Prof. Dr. Kara, aşı çalışmalarına bir molekülün belirlenmesi ile başlandığını sonrasında ise hayvan çalışmalarına geçildiğini belirtti. Daha sonra faz-1 çalışmasında çok az kişi ile birinci etapta inançlı mi değil mi, diye bakıldığını kaydeden Prof. Dr. Kara, “Ciddi manada istenmeyen tesir olunca orada fark ediliyor. Faz-2’de biraz daha sayı fazla ve yeniden inançlı mi değil mi halindeki ve doz ayarlama çalışmaları yapılıyor. Faz-3’te ise çok daha fazla şahısta yapılan ve birebir vakitte tesirli mi, inançlı mi diye bakılan kısım. Faz-3 çalışması kısmında 4 aşı çok ön planda. Bunların 2 tanesi 60 bin kişi ile faz-3 çalışmalarını yapıyor” diye konuştu.
‘Hastaneye yatmasına neden olabilecek kadar ciddi’
‘AZD1222’ isimli aşının uygulamaları sırasında bir şahısta gelişen istenmeyen bir tesir olduğunu belirten Prof. Dr. Kara, “Bu tesir biraz da ağır bir tesir. Ortaya çıkan bir klinik tablo var. Bu kişinin hayatını tehdit edebilecek ya da hastaneye yatmasına neden olabilecek kadar önemli. Bu türlü bir durum olunca ‘acaba bu aşıdan mıdır yoksa büsbütün talih yapıtı de alabilir mi’ bu türlü bir durum ortaya çıktığında çalışma orada durdurulur. Sonra dönülüp bakılabilir, ‘acaba bu aşıdan olabilir mi’ diye. Bu değerlendirilirken geriye dönük elde edilen bilgiler incelenir. Tahminen eş vakitli olarak gelişti, tahminen de büsbütün aşı ile ilgili. Bunun kararı ortaya çıkana kadar başka gönüllüleri yahut aşı uygulanacak bireyleri riske atmamak için birinci etapta bunun tüm dataları geriye dönülerek incelenecek, pahalandırılacak ondan sonra da aşı çalışmasına ‘devam’ denilecek” dedi.
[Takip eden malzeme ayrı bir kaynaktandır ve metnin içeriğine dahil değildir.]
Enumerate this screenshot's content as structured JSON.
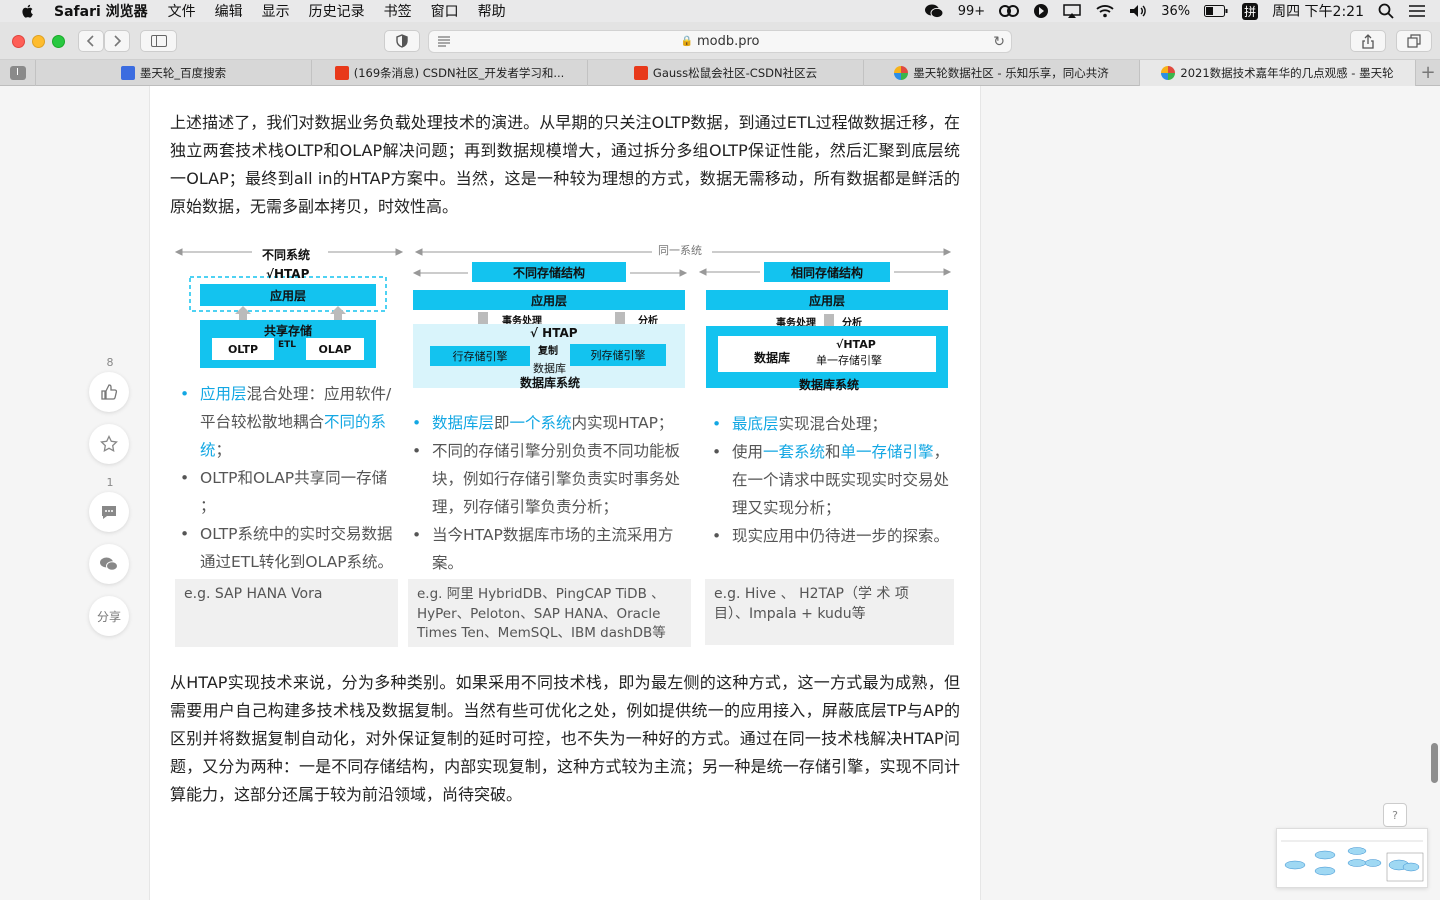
{
  "menubar": {
    "app_name": "Safari 浏览器",
    "items": [
      "文件",
      "编辑",
      "显示",
      "历史记录",
      "书签",
      "窗口",
      "帮助"
    ],
    "wechat_count": "99+",
    "battery": "36%",
    "input_method": "拼",
    "clock": "周四 下午2:21"
  },
  "toolbar": {
    "url": "modb.pro"
  },
  "tabs": [
    {
      "title": "墨天轮_百度搜索",
      "favicon_color": "#3b6ce0"
    },
    {
      "title": "(169条消息) CSDN社区_开发者学习和...",
      "favicon_color": "#e8391a"
    },
    {
      "title": "Gauss松鼠会社区-CSDN社区云",
      "favicon_color": "#e8391a"
    },
    {
      "title": "墨天轮数据社区 - 乐知乐享，同心共济",
      "favicon_color": "#e04a3f"
    },
    {
      "title": "2021数据技术嘉年华的几点观感 - 墨天轮",
      "favicon_color": "#e04a3f"
    }
  ],
  "article": {
    "para1": "上述描述了，我们对数据业务负载处理技术的演进。从早期的只关注OLTP数据，到通过ETL过程做数据迁移，在独立两套技术栈OLTP和OLAP解决问题；再到数据规模增大，通过拆分多组OLTP保证性能，然后汇聚到底层统一OLAP；最终到all in的HTAP方案中。当然，这是一种较为理想的方式，数据无需移动，所有数据都是鲜活的原始数据，无需多副本拷贝，时效性高。",
    "para2": "从HTAP实现技术来说，分为多种类别。如果采用不同技术栈，即为最左侧的这种方式，这一方式最为成熟，但需要用户自己构建多技术栈及数据复制。当然有些可优化之处，例如提供统一的应用接入，屏蔽底层TP与AP的区别并将数据复制自动化，对外保证复制的延时可控，也不失为一种好的方式。通过在同一技术栈解决HTAP问题，又分为两种：一是不同存储结构，内部实现复制，这种方式较为主流；另一种是统一存储引擎，实现不同计算能力，这部分还属于较为前沿领域，尚待突破。"
  },
  "actions": {
    "like_count": "8",
    "comment_count": "1",
    "share_label": "分享"
  },
  "figure": {
    "top_left": "不同系统",
    "top_right": "同一系统",
    "col1": {
      "htap": "√HTAP",
      "app_layer": "应用层",
      "shared_storage": "共享存储",
      "oltp": "OLTP",
      "etl": "ETL",
      "olap": "OLAP",
      "bullet1_hl": "应用层",
      "bullet1_a": "混合处理：应用软件/平台较松散地耦合",
      "bullet1_hl2": "不同的系统",
      "bullet1_b": "；",
      "bullet2": "OLTP和OLAP共享同一存储 ；",
      "bullet3": "OLTP系统中的实时交易数据通过ETL转化到OLAP系统。",
      "eg": "e.g. SAP HANA Vora"
    },
    "col2": {
      "header": "不同存储结构",
      "app_layer": "应用层",
      "tx": "事务处理",
      "analysis": "分析",
      "htap": "√ HTAP",
      "row_engine": "行存储引擎",
      "copy": "复制",
      "col_engine": "列存储引擎",
      "db": "数据库",
      "db_system": "数据库系统",
      "bullet1_hl": "数据库层",
      "bullet1_a": "即",
      "bullet1_hl2": "一个系统",
      "bullet1_b": "内实现HTAP；",
      "bullet2": "不同的存储引擎分别负责不同功能板块，例如行存储引擎负责实时事务处理，列存储引擎负责分析；",
      "bullet3": "当今HTAP数据库市场的主流采用方案。",
      "eg": "e.g. 阿里 HybridDB、PingCAP TiDB 、HyPer、Peloton、SAP HANA、Oracle Times Ten、MemSQL、IBM dashDB等"
    },
    "col3": {
      "header": "相同存储结构",
      "app_layer": "应用层",
      "tx": "事务处理",
      "analysis": "分析",
      "htap": "√HTAP",
      "db": "数据库",
      "single_engine": "单一存储引擎",
      "db_system": "数据库系统",
      "bullet1_hl": "最底层",
      "bullet1_a": "实现混合处理；",
      "bullet2_a": "使用",
      "bullet2_hl": "一套系统",
      "bullet2_b": "和",
      "bullet2_hl2": "单一存储引擎",
      "bullet2_c": "，在一个请求中既实现实时交易处理又实现分析；",
      "bullet3": "现实应用中仍待进一步的探索。",
      "eg": "e.g.   Hive 、 H2TAP（学 术 项 目）、Impala + kudu等"
    }
  }
}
‘Bu araştırıcılar için uyarıdır’
Prof. Dr. Kara, Oxford Üniversitesi’nde devam eden koronavirüs aşı çalışmasının görülen istenmeyen tesir nedeniyle durdurulmasının Türkiye’de yapılacak aşı çalışmalarına tesir edip etmeyeceğine ait şunları söyledi:
“İlk etapta olumsuz bir şey olarak değerlendirmemek lazım. O aşı çalışması Türkiye’de yapılmıyor. Bizde planlanan aşı çalışması başka aşı ile ilgiliydi. Bu her halükarda araştırıcılar için bir ihtardır. ‘Bizde de bu türlü bir yan tesir olabilir mi’ diye aşıyı uygulayacak şahıslar, aşı uygulanacak şahıslara bilgi verilecek. Her gün o aşı yapılacak bireylere ‘parmak ucunuzda karıncalanma’, ‘his değişikliği’ var mı diye sorulacak. Bu formda değişiklikler oluyor. Hadise çok önemli ve aşı ile bağlı olma ihtimali yüksek, o vakit Türkiye’deki için de ‘biraz duralım, oradaki datalar netleşsin ona nazaran devam edelim’ denilecek.
Prof. Dr. Kara, bu türlü bir tesir çıktığında Türkiye’deki çalışmalara da bakılacağını, “Aşı uygulandıktan sonra 24-48 saat içinde bu türlü bir trafik kazasına maruz kalan ya da merdivende takılıp düşen var mı? Bunlar araştırılır. Yoksa ‘biz aşı uygulamaya devam edelim’ denilir. Lakin herkese şu söylenir; araştırmacılara da aşı uygulayan gönüllülere de ‘ayağınız takılsa bile, kırmızı ışıkta geçseniz bile bize haber verin’. Bu sefer daha hassas bir takip sonucu başlar. Şu anda bu aşı çalışması tüm dünyada durmuş vaziyette” diye konuştu.
‘Zamana gereksinimimiz var’
Prof. Dr. Ateş Kara, Türkiye’deki koronavirüse karşı başlatılan aşı çalışmalarına ait, “Çok daha yol var, Türkiye’deki aşı çalışmaları şu anda klinik periyoda geçme kademesine gelmiş vaziyette. Bu klinik periyoda geçişte çok az şahısta aşı uygulanacak, inançlı olduğu gösterilecek. Sonra faz-2 daha çok sayıdaki kişi 30 ile 200 ortasında bir sayı olabilir bu. Faz-3 ise binler ile tabir edilen sayılar. Biraz daha vakte muhtaçlığımız var. Öteki ülkeler ile karşılaştırdığımızda ‘oldukça gerideyiz’ diye düşünmemek lazım. Aşıda attığımız her adım bir sonraki salgın için de bir sonraki aşı için de bir avantaj.